Did it feel to you in your interviews that the designers are isolated from the real world use of the products?Not at all. Most of them have fairly normal lives and have the same frustrations as the average consumer when something they buy is not designed well. For instance Marc Newson recently became a father, and we had a really funny conversation about how poorly most baby products are designed. So maybe in the future we’ll see Newson-designed pacifiers and strollers…
Did Helvetica get you entree with any of these designers?
It was certainly easier, since a lot of the designers had seen the film. When I was pitching Helvetica, there was a plenty of head scratching while I described the sort of film I wanted to make. This time I just sent people the DVD of Helvetica, and at least they had an idea of what I do.
But there were a few areas where this film was much more difficult to make. Graphic design is a lot less secretive; I think most influential designers know that the style of their work will be copied once it’s released, so they’re not so covert about their process. Product designers are dealing with patents, trade secrets, client confidentiality agreements. At almost every studio we went to, assistants were running around trying to hide certain things or cover up projects before our cameras started rolling.
How long have you been working on the film? When will it be out?
It’s been a year and a half now, which is about the same time it took to make Helvetica. Six months of research and pre-production, six months of filming, and six months of editing.
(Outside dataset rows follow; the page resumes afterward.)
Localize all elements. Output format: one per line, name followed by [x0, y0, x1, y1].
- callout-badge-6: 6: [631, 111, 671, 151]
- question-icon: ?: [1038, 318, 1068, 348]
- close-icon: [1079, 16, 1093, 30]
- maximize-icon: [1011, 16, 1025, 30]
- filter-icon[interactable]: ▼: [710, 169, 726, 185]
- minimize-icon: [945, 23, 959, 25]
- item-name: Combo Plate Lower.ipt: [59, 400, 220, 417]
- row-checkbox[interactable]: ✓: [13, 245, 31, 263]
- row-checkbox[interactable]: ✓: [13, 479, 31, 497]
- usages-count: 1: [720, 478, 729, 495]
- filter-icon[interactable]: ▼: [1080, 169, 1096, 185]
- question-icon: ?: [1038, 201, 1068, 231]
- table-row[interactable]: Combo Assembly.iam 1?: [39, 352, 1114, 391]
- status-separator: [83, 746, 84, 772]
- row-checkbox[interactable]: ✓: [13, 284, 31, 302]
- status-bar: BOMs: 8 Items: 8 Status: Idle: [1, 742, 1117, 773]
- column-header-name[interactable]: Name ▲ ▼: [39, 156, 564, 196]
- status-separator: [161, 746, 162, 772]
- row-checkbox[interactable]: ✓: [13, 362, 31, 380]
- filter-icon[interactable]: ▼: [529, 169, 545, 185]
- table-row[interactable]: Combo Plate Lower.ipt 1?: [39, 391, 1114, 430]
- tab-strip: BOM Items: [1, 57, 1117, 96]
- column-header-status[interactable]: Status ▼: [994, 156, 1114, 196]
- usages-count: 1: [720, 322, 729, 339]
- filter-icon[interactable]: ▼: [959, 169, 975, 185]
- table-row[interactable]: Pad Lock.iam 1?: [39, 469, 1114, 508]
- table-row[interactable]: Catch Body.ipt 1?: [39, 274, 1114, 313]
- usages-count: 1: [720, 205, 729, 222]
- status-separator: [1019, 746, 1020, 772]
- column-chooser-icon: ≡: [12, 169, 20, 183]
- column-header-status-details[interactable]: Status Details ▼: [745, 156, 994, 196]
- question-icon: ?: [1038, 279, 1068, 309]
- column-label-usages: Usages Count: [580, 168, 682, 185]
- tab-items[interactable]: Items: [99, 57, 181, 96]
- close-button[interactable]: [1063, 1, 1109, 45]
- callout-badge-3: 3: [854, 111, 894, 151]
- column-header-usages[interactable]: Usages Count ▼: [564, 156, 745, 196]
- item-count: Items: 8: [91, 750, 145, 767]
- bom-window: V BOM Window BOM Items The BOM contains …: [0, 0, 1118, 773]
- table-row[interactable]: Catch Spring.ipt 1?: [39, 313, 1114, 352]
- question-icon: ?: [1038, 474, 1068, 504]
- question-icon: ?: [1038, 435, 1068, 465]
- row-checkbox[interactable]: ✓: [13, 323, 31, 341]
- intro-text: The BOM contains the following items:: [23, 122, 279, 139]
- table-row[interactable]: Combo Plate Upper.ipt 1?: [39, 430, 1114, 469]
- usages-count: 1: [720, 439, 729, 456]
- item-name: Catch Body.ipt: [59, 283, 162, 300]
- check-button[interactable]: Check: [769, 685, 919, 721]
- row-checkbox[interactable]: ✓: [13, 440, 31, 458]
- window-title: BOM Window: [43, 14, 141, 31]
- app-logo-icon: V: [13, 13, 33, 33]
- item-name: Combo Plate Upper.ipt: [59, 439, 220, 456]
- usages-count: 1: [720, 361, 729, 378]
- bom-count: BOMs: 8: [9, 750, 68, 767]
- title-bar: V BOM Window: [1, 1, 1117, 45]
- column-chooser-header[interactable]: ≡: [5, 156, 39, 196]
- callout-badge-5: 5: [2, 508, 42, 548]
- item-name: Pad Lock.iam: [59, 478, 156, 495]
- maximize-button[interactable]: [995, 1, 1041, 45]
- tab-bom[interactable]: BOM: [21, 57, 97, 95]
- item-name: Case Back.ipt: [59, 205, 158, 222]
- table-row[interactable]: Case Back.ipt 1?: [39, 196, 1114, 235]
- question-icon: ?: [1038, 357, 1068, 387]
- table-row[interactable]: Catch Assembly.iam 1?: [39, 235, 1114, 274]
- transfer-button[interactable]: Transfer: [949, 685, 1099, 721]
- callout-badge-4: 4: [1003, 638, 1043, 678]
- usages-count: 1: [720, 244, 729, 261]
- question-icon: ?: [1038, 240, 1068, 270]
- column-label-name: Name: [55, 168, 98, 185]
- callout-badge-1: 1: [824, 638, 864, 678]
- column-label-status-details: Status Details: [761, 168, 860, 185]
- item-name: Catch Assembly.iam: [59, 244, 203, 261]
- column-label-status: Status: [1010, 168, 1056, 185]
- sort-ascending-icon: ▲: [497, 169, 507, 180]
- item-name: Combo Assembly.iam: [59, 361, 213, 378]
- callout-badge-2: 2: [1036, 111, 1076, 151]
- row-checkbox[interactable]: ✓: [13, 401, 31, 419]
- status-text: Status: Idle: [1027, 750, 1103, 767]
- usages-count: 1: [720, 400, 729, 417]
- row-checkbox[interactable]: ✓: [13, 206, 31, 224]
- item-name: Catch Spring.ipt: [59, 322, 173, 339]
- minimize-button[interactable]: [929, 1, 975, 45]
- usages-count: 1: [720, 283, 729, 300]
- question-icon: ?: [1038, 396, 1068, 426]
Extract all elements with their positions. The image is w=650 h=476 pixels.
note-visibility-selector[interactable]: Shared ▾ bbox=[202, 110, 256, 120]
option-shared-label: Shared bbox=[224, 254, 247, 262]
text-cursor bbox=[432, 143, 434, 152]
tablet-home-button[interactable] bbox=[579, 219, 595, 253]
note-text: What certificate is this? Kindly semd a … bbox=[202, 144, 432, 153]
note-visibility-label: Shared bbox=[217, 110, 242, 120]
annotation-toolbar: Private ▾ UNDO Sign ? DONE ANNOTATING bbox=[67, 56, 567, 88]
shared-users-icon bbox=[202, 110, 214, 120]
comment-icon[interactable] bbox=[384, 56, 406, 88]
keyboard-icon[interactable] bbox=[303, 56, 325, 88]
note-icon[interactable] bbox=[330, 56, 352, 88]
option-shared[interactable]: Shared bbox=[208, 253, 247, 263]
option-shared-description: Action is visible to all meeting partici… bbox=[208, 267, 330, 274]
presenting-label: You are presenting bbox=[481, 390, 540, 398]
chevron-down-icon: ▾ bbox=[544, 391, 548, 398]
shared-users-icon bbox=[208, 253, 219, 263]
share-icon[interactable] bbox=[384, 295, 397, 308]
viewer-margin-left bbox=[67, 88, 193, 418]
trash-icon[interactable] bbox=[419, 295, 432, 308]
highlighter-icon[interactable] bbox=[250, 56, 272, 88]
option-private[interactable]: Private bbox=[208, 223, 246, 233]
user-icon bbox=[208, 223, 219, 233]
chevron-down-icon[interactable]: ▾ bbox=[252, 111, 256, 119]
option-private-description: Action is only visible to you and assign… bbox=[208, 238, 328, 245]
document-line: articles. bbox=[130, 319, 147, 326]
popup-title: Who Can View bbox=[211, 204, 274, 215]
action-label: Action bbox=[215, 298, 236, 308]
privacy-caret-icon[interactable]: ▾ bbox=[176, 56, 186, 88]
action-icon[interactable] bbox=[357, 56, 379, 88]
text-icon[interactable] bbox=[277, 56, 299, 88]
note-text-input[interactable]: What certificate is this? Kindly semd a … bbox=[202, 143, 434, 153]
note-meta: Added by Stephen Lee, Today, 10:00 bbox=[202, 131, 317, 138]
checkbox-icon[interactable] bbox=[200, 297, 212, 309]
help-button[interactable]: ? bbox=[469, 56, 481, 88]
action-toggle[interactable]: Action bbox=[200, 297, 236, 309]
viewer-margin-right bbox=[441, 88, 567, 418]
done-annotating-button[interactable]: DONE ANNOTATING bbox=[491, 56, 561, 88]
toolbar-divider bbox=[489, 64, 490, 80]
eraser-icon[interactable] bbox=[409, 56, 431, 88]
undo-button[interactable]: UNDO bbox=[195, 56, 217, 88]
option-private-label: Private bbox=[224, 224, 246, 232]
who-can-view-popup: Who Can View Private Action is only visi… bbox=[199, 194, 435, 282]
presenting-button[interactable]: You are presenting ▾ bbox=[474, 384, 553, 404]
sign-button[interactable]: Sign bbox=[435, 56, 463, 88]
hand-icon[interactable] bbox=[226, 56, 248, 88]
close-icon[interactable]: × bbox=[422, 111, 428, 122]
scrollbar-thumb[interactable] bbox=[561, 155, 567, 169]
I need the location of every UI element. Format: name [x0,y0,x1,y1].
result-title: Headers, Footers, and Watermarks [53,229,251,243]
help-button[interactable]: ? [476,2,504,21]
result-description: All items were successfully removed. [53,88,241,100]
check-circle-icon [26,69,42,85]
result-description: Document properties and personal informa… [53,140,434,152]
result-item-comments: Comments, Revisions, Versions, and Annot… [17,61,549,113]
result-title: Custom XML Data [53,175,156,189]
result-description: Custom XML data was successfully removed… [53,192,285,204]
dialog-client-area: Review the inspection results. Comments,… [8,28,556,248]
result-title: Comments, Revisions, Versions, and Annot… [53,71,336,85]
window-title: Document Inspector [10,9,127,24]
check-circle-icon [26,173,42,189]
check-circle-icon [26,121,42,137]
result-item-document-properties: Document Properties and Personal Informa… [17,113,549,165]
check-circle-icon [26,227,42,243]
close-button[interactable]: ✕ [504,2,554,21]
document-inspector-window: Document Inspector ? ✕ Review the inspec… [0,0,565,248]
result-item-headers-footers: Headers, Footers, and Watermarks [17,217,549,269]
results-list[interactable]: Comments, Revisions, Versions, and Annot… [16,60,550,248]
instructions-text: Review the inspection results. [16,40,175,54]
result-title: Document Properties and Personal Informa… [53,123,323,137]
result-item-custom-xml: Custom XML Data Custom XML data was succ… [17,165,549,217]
The editing is really the hardest part of the process, because in a film like this there’s no set “story”…the themes and narrative arc of the film come out of the conversations I have with the designers. So we end up in the editing room with like 75 hours of footage, and try to narrow it down to 75 minutes.
How did working on the film affect your personal interaction with the things you already own?
It’s definitely made me think more about the objects I own, and the decision making process I go through when I’m buying new things.
If I buy a chair now, I have to say to myself, Will I keep this chair the rest of my life? Is this something I won’t get bored with? I don’t mind spending more for an object if it’s the highest quality, and if I think it’s going to last. Obviously that’s harder with gadgets and tech items, but for everything else in my life, I’m approaching consumption differently. I want to simplify my life, which includes all the stuff around me. It’s not that I want to stop buying things altogether, I just want to streamline my lifestyle.
Maybe that’s just me. But at several times during the making of the film, I’ve wanted to get rid of all my possessions.
How is object design better than it once was?
Overall, I think it’s less frivolous. There are a lot of designers out there who will turn down work if they don’t see a real need for the product, and I think that’s an interesting development. In the midst of an economic downturn that’s a much harder line for designers to take though. But in general there’s much more thought put into the design of all these objects, and especially into the materials. I don’t think Charles and Ray Eames were thinking about whether fiberglass was bad for us or the environment in the 1950s; they were looking at the materials they had access to, and coming up with the best way of designing with those materials. That’s all changed now, of course.
On which designer or company should we be keeping the sharpest eye?
All of them! I really think designers are going to save our asses and turn this economic situation around. When the economy is tanking, companies need to put more thought into redesigning their systems and products from top to bottom. If a designer can come up with a way to make my product with 25% less material, that’s a huge savings if I’m making millions of products. Better design makes that product less expensive to the consumer, more profitable for the company, and it’ll use less material resources. So we need to design our way out of this depression!